Should smokers be refused surgery?BMJ 2007; 334 doi: https://doi.org/10.1136/bmj.39059.532095.68 (Published 04 January 2007) Cite this as: BMJ 2007;334:21
- Leonard Glantz, professor of health law, bioethics, and human rights
One of the noblest things about the profession of medicine has been its single minded devotion to patients. Doctors routinely treat patients who are despised by the society in which they live—enemy troops, terrorists, murderers. Given this, it is astounding that doctors would question whether they should treat smokers. The issue for doctors is whether they will allow the current antismoking zeal in America, the United Kingdom, and western Europe to infect their practice and undermine the doctor-patient relationship.
In a surprisingly short time smokers have gone from being the victims of tobacco companies to perpetrators of wrongs against others. Secondhand smoke used to be an annoyance but is now treated as a poisonous gas. Smokers' diseases were previously seen as the result of a heartless tobacco industry preying on the young and supplying drugs to those it addicted. Tobacco companies used to win every lawsuit brought against them by diseased smokers because they successfully argued that smokers knowingly and voluntarily assumed the risks of smoking—if smokers do not want to incur the well known risks of smoking they should simply stop.
But the 1988 US Surgeon General's report on the addictive nature of cigarette smoking gave plaintiffs' lawyers a way to rebut this argument.1 Smokers could now be portrayed as enslaved by the tobacco companies and incapable of stopping smoking because of their addiction. As a result, smokers did not voluntarily incur the risk of smoking but rather did so involuntarily because of their addiction. It is not without some irony that surgeons who refuse to perform operations on patients unless they stop smoking make the same argument that cigarette companies used—if smokers don't want to incur the adverse effects of smoking, including refusal of surgery, they should quit.
Assuming we can accurately determine who falls into the class of smoker (is it someone who smokes 40 cigarettes a day, 10 a day, or the occasional cigar?), the idea of doctors treating all smokers the same way runs directly counter to the practice of medicine. This requires an individualised evaluation of each patient to determine the appropriateness of a treatment regimen. Evidence exists that smokers are at an increased risk of postsurgical complications compared with non-smokers, and when smokers stop smoking before surgery their risks of complications decrease.2 But those same data show that most smokers who have surgery have no complications, and a policy denying all smokers access to surgical procedures arbitrarily denies beneficial treatment to those who would have had no complications.

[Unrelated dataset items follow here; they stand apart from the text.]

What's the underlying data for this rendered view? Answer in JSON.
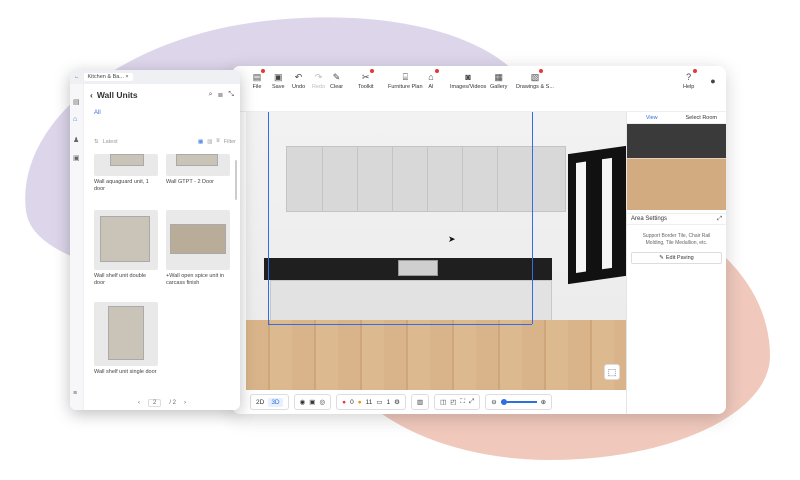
{
  "toolbar": {
    "items": [
      {
        "label": "File",
        "icon": "file-icon",
        "dot": true
      },
      {
        "label": "Save",
        "icon": "save-icon"
      },
      {
        "label": "Undo",
        "icon": "undo-icon"
      },
      {
        "label": "Redo",
        "icon": "redo-icon",
        "disabled": true
      },
      {
        "label": "Clear",
        "icon": "clear-icon"
      },
      {
        "label": "Toolkit",
        "icon": "toolkit-icon",
        "dot": true
      },
      {
        "label": "Furniture Plan",
        "icon": "furniture-plan-icon"
      },
      {
        "label": "AI",
        "icon": "ai-icon",
        "dot": true
      },
      {
        "label": "Images/Videos",
        "icon": "camera-icon"
      },
      {
        "label": "Gallery",
        "icon": "gallery-icon"
      },
      {
        "label": "Drawings & S...",
        "icon": "drawings-icon",
        "dot": true
      },
      {
        "label": "Help",
        "icon": "help-icon",
        "dot": true
      }
    ]
  },
  "right_panel": {
    "tabs": [
      "View",
      "Select Room"
    ],
    "area_title": "Area Settings",
    "area_text": "Support Border Tile, Chair Rail Molding, Tile Medallion, etc.",
    "edit_button": "Edit Paving"
  },
  "bottom_bar": {
    "view_2d": "2D",
    "view_3d": "3D",
    "error_count": "0",
    "warning_count": "11",
    "layer_count": "1"
  },
  "catalog": {
    "tab_title": "Kitchen & Ba...",
    "title": "Wall Units",
    "filter_all": "All",
    "sort_label": "Latest",
    "filter_label": "Filter",
    "products": [
      {
        "name": "Wall aquaguard unit, 1 door"
      },
      {
        "name": "Wall GTPT - 2 Door"
      },
      {
        "name": "Wall shelf unit double door"
      },
      {
        "name": "+Wall open spice unit in carcass finish"
      },
      {
        "name": "Wall shelf unit single door"
      }
    ],
    "page_current": "2",
    "page_total": "/ 2"
  },
  "colors": {
    "accent": "#2f6fe0",
    "blob_purple": "#ddd5ea",
    "blob_peach": "#f0c9bc",
    "countertop": "#1f1f1f"
  }
}
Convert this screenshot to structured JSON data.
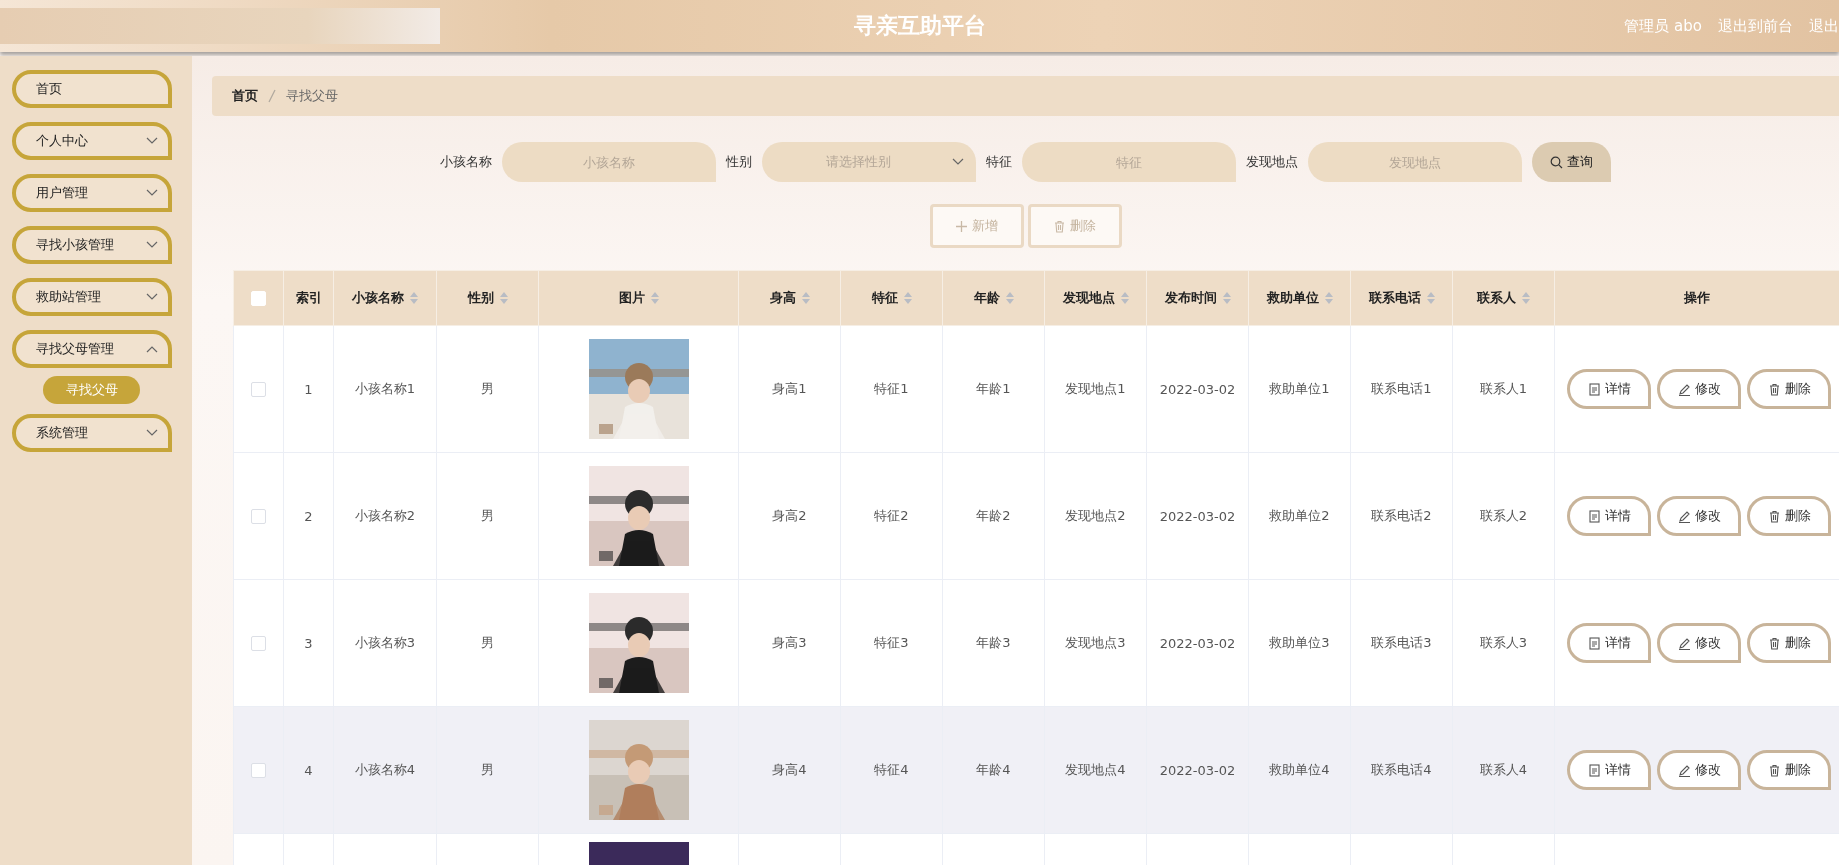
{
  "header": {
    "title": "寻亲互助平台",
    "links": [
      "管理员 abo",
      "退出到前台",
      "退出"
    ]
  },
  "sidebar": {
    "items": [
      {
        "label": "首页",
        "expandable": false
      },
      {
        "label": "个人中心",
        "expandable": true,
        "expanded": false
      },
      {
        "label": "用户管理",
        "expandable": true,
        "expanded": false
      },
      {
        "label": "寻找小孩管理",
        "expandable": true,
        "expanded": false
      },
      {
        "label": "救助站管理",
        "expandable": true,
        "expanded": false
      },
      {
        "label": "寻找父母管理",
        "expandable": true,
        "expanded": true,
        "children": [
          {
            "label": "寻找父母",
            "selected": true
          }
        ]
      },
      {
        "label": "系统管理",
        "expandable": true,
        "expanded": false
      }
    ]
  },
  "breadcrumb": [
    "首页",
    "寻找父母"
  ],
  "search": {
    "fields": [
      {
        "label": "小孩名称",
        "kind": "text",
        "placeholder": "小孩名称"
      },
      {
        "label": "性别",
        "kind": "select",
        "placeholder": "请选择性别"
      },
      {
        "label": "特征",
        "kind": "text",
        "placeholder": "特征"
      },
      {
        "label": "发现地点",
        "kind": "text",
        "placeholder": "发现地点"
      }
    ],
    "button": "查询"
  },
  "toolbar": [
    {
      "label": "新增",
      "kind": "add",
      "disabled": true
    },
    {
      "label": "删除",
      "kind": "delete",
      "disabled": true
    }
  ],
  "table": {
    "all_checked": false,
    "columns": [
      {
        "label": "索引",
        "sortable": false
      },
      {
        "label": "小孩名称",
        "sortable": true
      },
      {
        "label": "性别",
        "sortable": true
      },
      {
        "label": "图片",
        "sortable": true
      },
      {
        "label": "身高",
        "sortable": true
      },
      {
        "label": "特征",
        "sortable": true
      },
      {
        "label": "年龄",
        "sortable": true
      },
      {
        "label": "发现地点",
        "sortable": true
      },
      {
        "label": "发布时间",
        "sortable": true
      },
      {
        "label": "救助单位",
        "sortable": true
      },
      {
        "label": "联系电话",
        "sortable": true
      },
      {
        "label": "联系人",
        "sortable": true
      },
      {
        "label": "操作",
        "sortable": false
      }
    ],
    "rows": [
      {
        "checked": false,
        "highlighted": false,
        "cells": [
          "1",
          "小孩名称1",
          "男",
          {
            "kind": "picture"
          },
          "身高1",
          "特征1",
          "年龄1",
          "发现地点1",
          "2022-03-02",
          "救助单位1",
          "联系电话1",
          "联系人1"
        ],
        "actions": [
          {
            "label": "详情",
            "kind": "detail"
          },
          {
            "label": "修改",
            "kind": "edit"
          },
          {
            "label": "删除",
            "kind": "delete"
          }
        ]
      },
      {
        "checked": false,
        "highlighted": false,
        "cells": [
          "2",
          "小孩名称2",
          "男",
          {
            "kind": "picture"
          },
          "身高2",
          "特征2",
          "年龄2",
          "发现地点2",
          "2022-03-02",
          "救助单位2",
          "联系电话2",
          "联系人2"
        ],
        "actions": [
          {
            "label": "详情",
            "kind": "detail"
          },
          {
            "label": "修改",
            "kind": "edit"
          },
          {
            "label": "删除",
            "kind": "delete"
          }
        ]
      },
      {
        "checked": false,
        "highlighted": false,
        "cells": [
          "3",
          "小孩名称3",
          "男",
          {
            "kind": "picture"
          },
          "身高3",
          "特征3",
          "年龄3",
          "发现地点3",
          "2022-03-02",
          "救助单位3",
          "联系电话3",
          "联系人3"
        ],
        "actions": [
          {
            "label": "详情",
            "kind": "detail"
          },
          {
            "label": "修改",
            "kind": "edit"
          },
          {
            "label": "删除",
            "kind": "delete"
          }
        ]
      },
      {
        "checked": false,
        "highlighted": true,
        "cells": [
          "4",
          "小孩名称4",
          "男",
          {
            "kind": "picture"
          },
          "身高4",
          "特征4",
          "年龄4",
          "发现地点4",
          "2022-03-02",
          "救助单位4",
          "联系电话4",
          "联系人4"
        ],
        "actions": [
          {
            "label": "详情",
            "kind": "detail"
          },
          {
            "label": "修改",
            "kind": "edit"
          },
          {
            "label": "删除",
            "kind": "delete"
          }
        ]
      },
      {
        "cells": [
          null,
          null,
          null,
          {
            "kind": "picture"
          }
        ]
      }
    ]
  }
}
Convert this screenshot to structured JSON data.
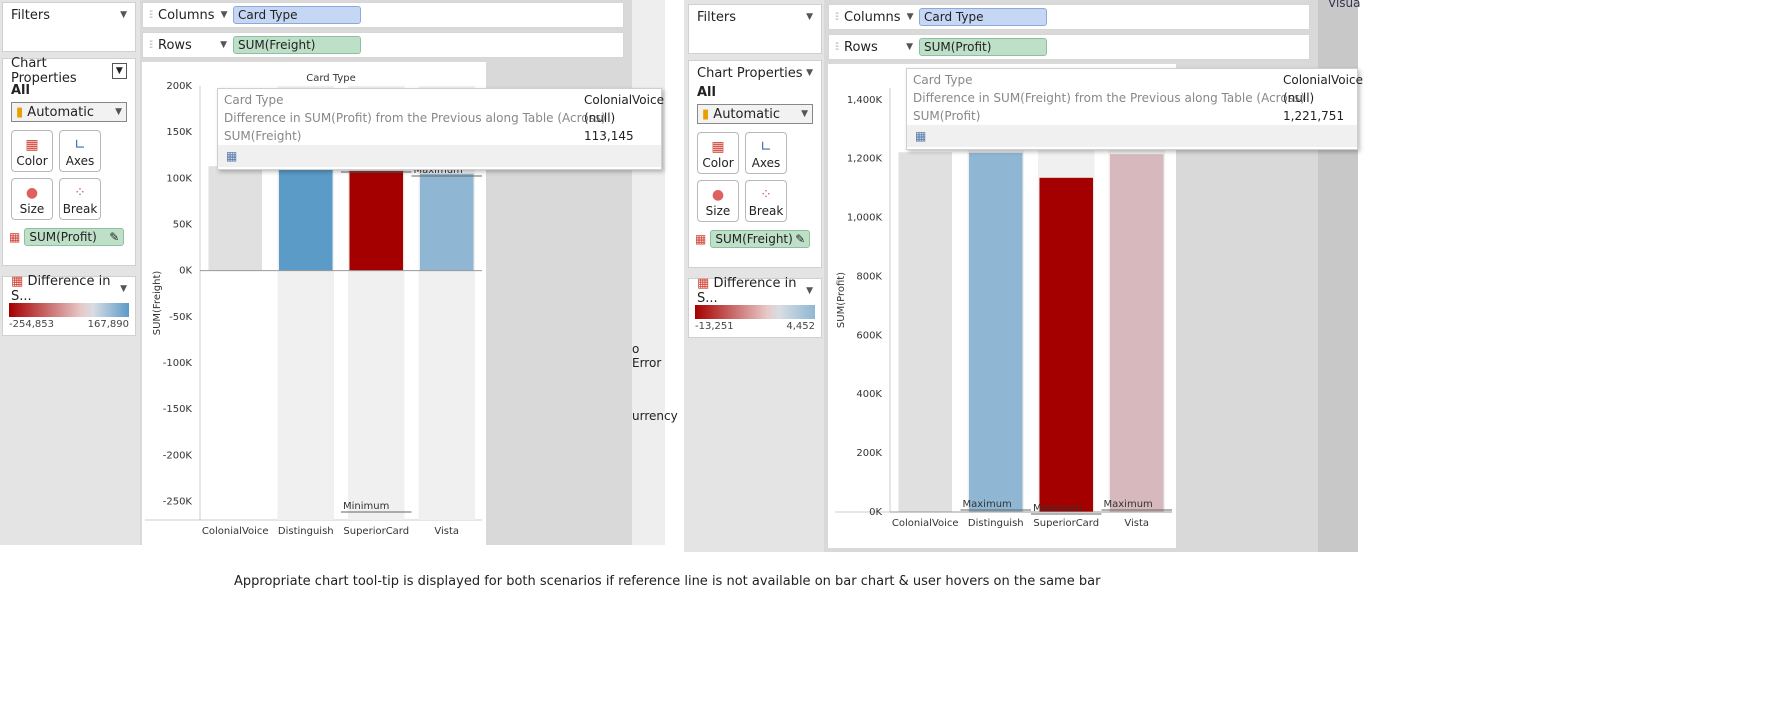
{
  "caption": "Appropriate chart tool-tip is displayed for both scenarios if reference line is not available on bar chart & user hovers on the same bar",
  "left": {
    "filters_label": "Filters",
    "chart_props_label": "Chart Properties",
    "all_label": "All",
    "mark_type": "Automatic",
    "buttons": [
      "Color",
      "Axes",
      "Size",
      "Break"
    ],
    "color_field": "SUM(Profit)",
    "legend_title": "Difference in S...",
    "legend_min": "-254,853",
    "legend_max": "167,890",
    "columns_label": "Columns",
    "columns_pill": "Card Type",
    "rows_label": "Rows",
    "rows_pill": "SUM(Freight)",
    "chart_title": "Card Type",
    "y_axis_label": "SUM(Freight)",
    "ref_labels": {
      "max": "Maximum",
      "min": "Minimum"
    },
    "tooltip": {
      "rows": [
        {
          "k": "Card Type",
          "v": "ColonialVoice"
        },
        {
          "k": "Difference in SUM(Profit) from the Previous along Table (Across)",
          "v": "(null)"
        },
        {
          "k": "SUM(Freight)",
          "v": "113,145"
        }
      ]
    },
    "bg_texts": [
      "o Error",
      "urrency"
    ]
  },
  "right": {
    "filters_label": "Filters",
    "chart_props_label": "Chart Properties",
    "all_label": "All",
    "mark_type": "Automatic",
    "buttons": [
      "Color",
      "Axes",
      "Size",
      "Break"
    ],
    "color_field": "SUM(Freight)",
    "legend_title": "Difference in S...",
    "legend_min": "-13,251",
    "legend_max": "4,452",
    "columns_label": "Columns",
    "columns_pill": "Card Type",
    "rows_label": "Rows",
    "rows_pill": "SUM(Profit)",
    "y_axis_label": "SUM(Profit)",
    "ref_labels": {
      "max": "Maximum"
    },
    "tooltip": {
      "rows": [
        {
          "k": "Card Type",
          "v": "ColonialVoice"
        },
        {
          "k": "Difference in SUM(Freight) from the Previous along Table (Across)",
          "v": "(null)"
        },
        {
          "k": "SUM(Profit)",
          "v": "1,221,751"
        }
      ]
    },
    "bg_texts": [
      "Visua"
    ]
  },
  "colors": {
    "blue_dark": "#5b9bc8",
    "blue_light": "#8fb7d3",
    "red_dark": "#a50000",
    "pink_light": "#d7b9bd",
    "gray_bar": "#e0e0e0"
  },
  "chart_data": [
    {
      "type": "bar",
      "categories": [
        "ColonialVoice",
        "Distinguish",
        "SuperiorCard",
        "Vista"
      ],
      "values": [
        113145,
        110000,
        108000,
        105000
      ],
      "ylabel": "SUM(Freight)",
      "ylim": [
        -270000,
        200000
      ],
      "yticks": [
        200000,
        150000,
        100000,
        50000,
        0,
        -50000,
        -100000,
        -150000,
        -200000,
        -250000
      ],
      "ytick_labels": [
        "200K",
        "150K",
        "100K",
        "50K",
        "0K",
        "-50K",
        "-100K",
        "-150K",
        "-200K",
        "-250K"
      ]
    },
    {
      "type": "bar",
      "categories": [
        "ColonialVoice",
        "Distinguish",
        "SuperiorCard",
        "Vista"
      ],
      "values": [
        1221751,
        1220000,
        1135000,
        1215000
      ],
      "ylabel": "SUM(Profit)",
      "ylim": [
        0,
        1440000
      ],
      "yticks": [
        0,
        200000,
        400000,
        600000,
        800000,
        1000000,
        1200000,
        1400000
      ],
      "ytick_labels": [
        "0K",
        "200K",
        "400K",
        "600K",
        "800K",
        "1,000K",
        "1,200K",
        "1,400K"
      ]
    }
  ]
}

Withholding surgery from smokers also distorts the modern doctor-patient relationship, which is based on partnership. Doctors determine the risks and benefits of treatment, inform the patients of these facts, and patients then decide whether to incur the risks to gain the benefits. This applies equally to smokers and non-smokers. Doctors should certainly inform patients that they might reduce their risks of postsurgical complications if they stop smoking eight weeks before the procedure. There is every reason to believe many patients would follow their doctors' advice. The question is, “Should the price of not following the doctor's advice be the denial of beneficial surgery?” Should someone who was crippled by arthritic knee pain be denied surgery because she would knowingly and willingly take an increased risk of incurring postsurgical complications? If the decision whether to take an increased risk is not left to patients, they are likely to lie to their doctors about their smoking. This deception, of course, will make us unable to help smokers who wish to stop but fear the repercussions of disclosing their smoking to their doctors.
An argument made to support the discriminatory non-treatment of smokers is that increased complications lead to additional expenditures that could be avoided if smokers would simply stop smoking. But why focus our cost saving concerns on smokers in the context of surgery? Do patients have a general obligation to get healthy as a condition of receiving treatment? Patients are not required to visit fitness clubs for eight weeks, lose 25 pounds, or take drugs to lower blood pressure before surgery.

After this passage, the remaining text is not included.